On 3/8/19 3:57 PM, Russell O'Connor wrote:
> On Thu, Mar 7, 2019 at 2:50 PM Matt Corallo <lf-lists@mattcorallo.com 
> <mailto:lf-lists@mattcorallo.com>> wrote:
> It's very easy to construct a practical script using OP_CODESEPARATOR.
> 
> IF <2> <ALICEPUBKEY> <BOBPUBKEY> <2> CHECKMULTISIGVERIFY ELSE 
> CODESEPARATOR <ALICEPUBKEY> CHECKSIGVERFY ENDIF
> 
> Now when someone hands Alice, the CFO of XYZ corp., some transaction, 
> she has the option of either signing it unilaterally herself, or 
> creating a partial signature such that the transaction additionally 
> needs Bob, the CEOs signature as well, and Alice's choice is committed 
> to the blockchain for auditing purposes later.
> 
> Now, there are many things you might object about this scheme, but my 
> point is that (A) regardless of what you think about this scheme, it, or 
> similar schemes, may have been devised by users, and (B) users may have 
> already committed funds to such schemes, and due to P2SH you cannot know 
> that this is not the case.

The common way to set that up is to have a separate key, but, ok, fair 
enough. That said, the argument that "it may be hidden by P2SH!" isn't 
sufficient here. It has to *both* be hidden by P2SH and have never been 
spent from (either on mainnet or testnet) or be lock-timed a year in the 
future. I'm seriously skeptical that someone is using a highly esoteric 
scheme and has just been pouring money into it without ever having 
tested it or having withdrawn any money from it whatsoever. This is just 
a weird argument.


> Please don't strawman my position.  I am not suggesting we don't fix a 
> vulnerability in Bitcoin.  I am suggesting we find another way.  One 
> that limits the of risk destroying other people's money.
> 
> Here is a more concrete proposal:  No matter how bad OP_CODESEPARATOR 
> is, it cannot be worse than instead including another input that spends 
> another identically sized UTXO.  So how about we soft-fork in a rule 
> that says that an input's weight is increased by an amount equal to the 
> number of OP_CODESEPARATORs executed times the sum of weight of the UTXO 
> being spent and 40 bytes, the weight of a stripped input. The risk of 
> destroying other people's money is limited and AFAIU it would completely 
> address the vulnerabilities caused by OP_CODESEPARATOR.

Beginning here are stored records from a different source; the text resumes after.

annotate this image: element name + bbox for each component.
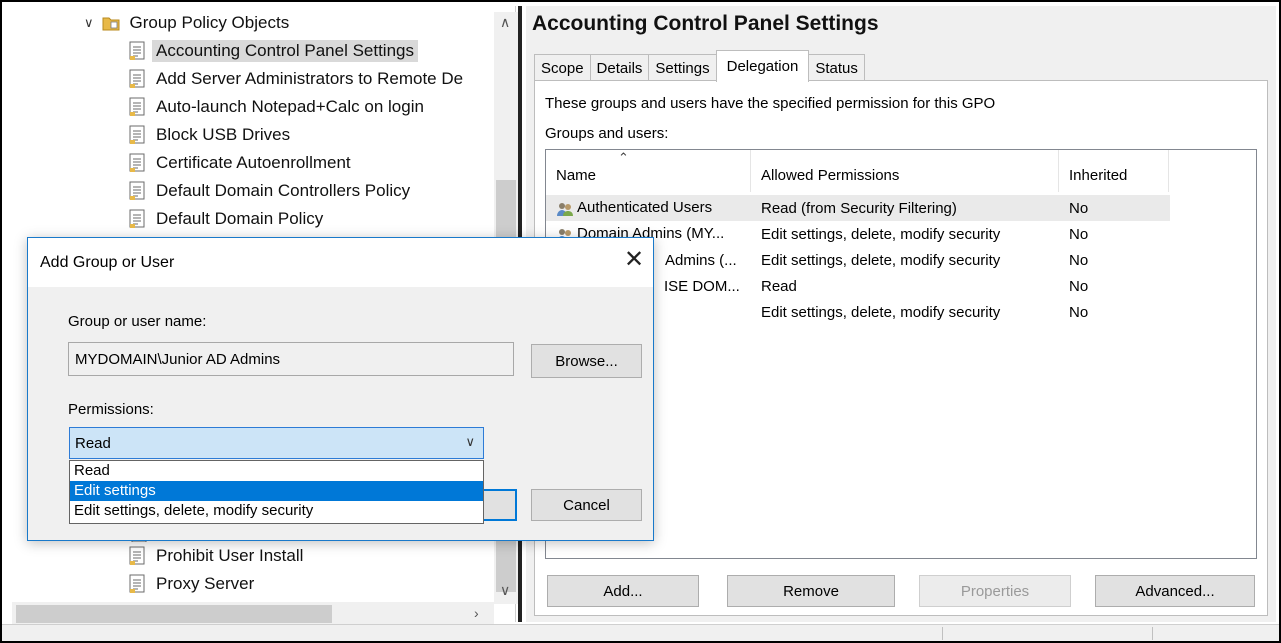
tree-item-add-server-administrators[interactable]: Add Server Administrators to Remote De	[128, 65, 467, 93]
tree-item-label: Proxy Server	[156, 574, 255, 593]
table-row[interactable]: Authenticated Users Read (from Security …	[546, 195, 1170, 221]
status-bar	[2, 624, 1279, 641]
tab-delegation[interactable]: Delegation	[715, 50, 810, 82]
scroll-right-icon[interactable]: ›	[474, 605, 479, 621]
option-read[interactable]: Read	[70, 461, 483, 481]
tab-scope[interactable]: Scope	[534, 54, 591, 82]
tree-root-group-policy-objects[interactable]: ∨ Group Policy Objects	[84, 9, 293, 37]
tree-horizontal-scrollbar[interactable]: ›	[12, 602, 494, 626]
tree-item-accounting-control-panel-settings[interactable]: Accounting Control Panel Settings	[128, 37, 418, 65]
tab-strip: Scope Details Settings Delegation Status	[534, 50, 865, 82]
tree-item-label: Default Domain Policy	[156, 209, 324, 228]
option-edit-settings-delete-modify-security[interactable]: Edit settings, delete, modify security	[70, 501, 483, 521]
chevron-down-icon[interactable]: ∨	[465, 434, 475, 450]
tab-settings[interactable]: Settings	[648, 54, 717, 82]
tree-item-label: Block USB Drives	[156, 125, 291, 144]
tree-item-block-usb-drives[interactable]: Block USB Drives	[128, 121, 294, 149]
tab-details[interactable]: Details	[589, 54, 650, 82]
option-edit-settings[interactable]: Edit settings	[70, 481, 483, 501]
sort-ascending-icon: ⌃	[618, 150, 629, 165]
delegation-description: These groups and users have the specifie…	[545, 95, 996, 112]
chevron-down-icon[interactable]: ∨	[84, 15, 94, 31]
tree-root-label: Group Policy Objects	[129, 13, 290, 32]
gpo-icon	[129, 546, 145, 565]
permissions-combobox[interactable]: Read ∨	[69, 427, 484, 459]
gpo-icon	[129, 153, 145, 172]
tree-item-prohibit-user-install[interactable]: Prohibit User Install	[128, 542, 307, 570]
tree-item-label: Accounting Control Panel Settings	[152, 40, 418, 62]
tree-item-label: Certificate Autoenrollment	[156, 153, 351, 172]
gpo-icon	[129, 125, 145, 144]
dialog-title: Add Group or User	[40, 254, 175, 271]
browse-button[interactable]: Browse...	[531, 344, 642, 378]
tree-item-label: Add Server Administrators to Remote De	[156, 69, 464, 88]
users-icon	[557, 202, 573, 216]
gpo-icon	[129, 574, 145, 593]
gpo-icon	[129, 209, 145, 228]
gpo-icon	[129, 41, 145, 60]
scroll-down-icon[interactable]: ∨	[500, 582, 510, 599]
dialog-titlebar[interactable]: Add Group or User ✕	[28, 238, 653, 287]
permissions-dropdown-list[interactable]: Read Edit settings Edit settings, delete…	[69, 460, 484, 524]
tree-item-default-domain-controllers-policy[interactable]: Default Domain Controllers Policy	[128, 177, 414, 205]
cancel-button[interactable]: Cancel	[531, 489, 642, 521]
status-divider	[1152, 627, 1153, 640]
scroll-up-icon[interactable]: ∧	[500, 14, 510, 31]
tree-item-auto-launch-notepad-calc[interactable]: Auto-launch Notepad+Calc on login	[128, 93, 428, 121]
scrollbar-thumb[interactable]	[16, 605, 332, 623]
permissions-label: Permissions:	[68, 401, 154, 418]
column-header-name[interactable]: ⌃ Name	[546, 150, 751, 192]
folder-icon	[102, 17, 120, 31]
properties-button[interactable]: Properties	[919, 575, 1071, 607]
close-icon[interactable]: ✕	[624, 248, 644, 272]
groups-and-users-label: Groups and users:	[545, 125, 669, 142]
tree-item-label: Default Domain Controllers Policy	[156, 181, 411, 200]
tree-item-default-domain-policy[interactable]: Default Domain Policy	[128, 205, 327, 233]
status-divider	[942, 627, 943, 640]
group-or-user-name-field[interactable]: MYDOMAIN\Junior AD Admins	[68, 342, 514, 376]
add-button[interactable]: Add...	[547, 575, 699, 607]
column-header-allowed-permissions[interactable]: Allowed Permissions	[751, 150, 1059, 192]
ok-button[interactable]	[484, 489, 517, 521]
gpo-icon	[129, 181, 145, 200]
gpo-title: Accounting Control Panel Settings	[532, 12, 879, 35]
tree-item-label: Prohibit User Install	[156, 546, 304, 565]
add-group-or-user-dialog: Add Group or User ✕ Group or user name: …	[27, 237, 654, 541]
tab-status[interactable]: Status	[808, 54, 865, 82]
remove-button[interactable]: Remove	[727, 575, 895, 607]
tree-item-proxy-server[interactable]: Proxy Server	[128, 570, 258, 598]
column-header-inherited[interactable]: Inherited	[1059, 150, 1169, 192]
group-or-user-name-label: Group or user name:	[68, 313, 207, 330]
gpo-icon	[129, 69, 145, 88]
list-header: ⌃ Name Allowed Permissions Inherited	[546, 150, 1256, 192]
tree-item-label: Auto-launch Notepad+Calc on login	[156, 97, 424, 116]
advanced-button[interactable]: Advanced...	[1095, 575, 1255, 607]
gpo-icon	[129, 97, 145, 116]
tree-item-certificate-autoenrollment[interactable]: Certificate Autoenrollment	[128, 149, 355, 177]
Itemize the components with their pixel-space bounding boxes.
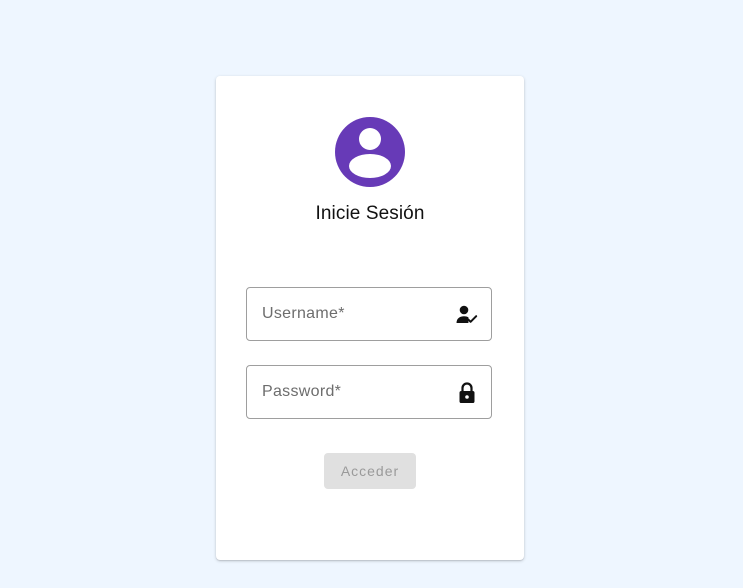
password-field[interactable] [246,365,492,419]
username-field[interactable] [246,287,492,341]
person-check-icon [455,303,479,327]
login-card: Inicie Sesión Acceder [216,76,524,560]
lock-icon [455,381,479,405]
password-input[interactable] [247,366,462,418]
account-circle-icon [335,117,405,187]
login-title: Inicie Sesión [315,203,425,224]
username-input[interactable] [247,288,462,340]
submit-button[interactable]: Acceder [324,453,416,489]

You're already arguing that someone has such an esoteric use of script, 
suggesting they aren't *also* creating pre-signed, long-locktimed 
transactions with many inputs isn't much of a further stretch 
(especially since this may result in the fee being non-standardly low if 
you artificially increase its weight).

Note that "just limit number of OP_CODESEPARATOR calls" results in a ton 
of complexity and reduces the simple analysis that fees (almost) have 
today vs just removing it allows us to also remove a ton of code.

Further note that if you don't remove it getting the efficiency wins 
right is even harder because instead of being able to cache sighashes 
you now have to (at a minimum) wipe the cache between each 
OP_CODESEPARATOR call, which results in a ton of additional 
implementation complexity.

> 
>      > I suggest an alternative whereby the execution of OP_CODESEPARATOR
>      > increases the transactions weight suitably as to temper the
>      > vulnerability caused by it.  Alternatively there could be some
>     sort of
>      > limit (maybe 1) on the maximum number of OP_CODESEPARATORs
>     allowed to be
>      > executed per script, but that would require an argument as to why
>      > exceeding that limit isn't reasonable.
> 
>     You could equally argue, however, that any such limit could render some
>     moderately-large transaction unspendable, so I'm somewhat skeptical of
>     this argument. Note that OP_CODESEPARATOR is non-standard, so getting
>     them mined is rather difficult in any case.
> 
> 
> I already know of people who's funds are tied up due to in other changes 
> to Bitcoin Core's default relay policy.  Non-standardness is not an 
> excuse to take other people's tied up funds and destroy them permanently.

Huh?! The whole point of non-standardness in this context is to (a) make 
soft-forking something out safer by derisking miners not upgrading right 
away and (b) signal something that may be a candidate for soft-forking 
out so that we get feedback. Who is getting things disabled who isn't 
bothering to *tell* people that their use-case is being hurt?!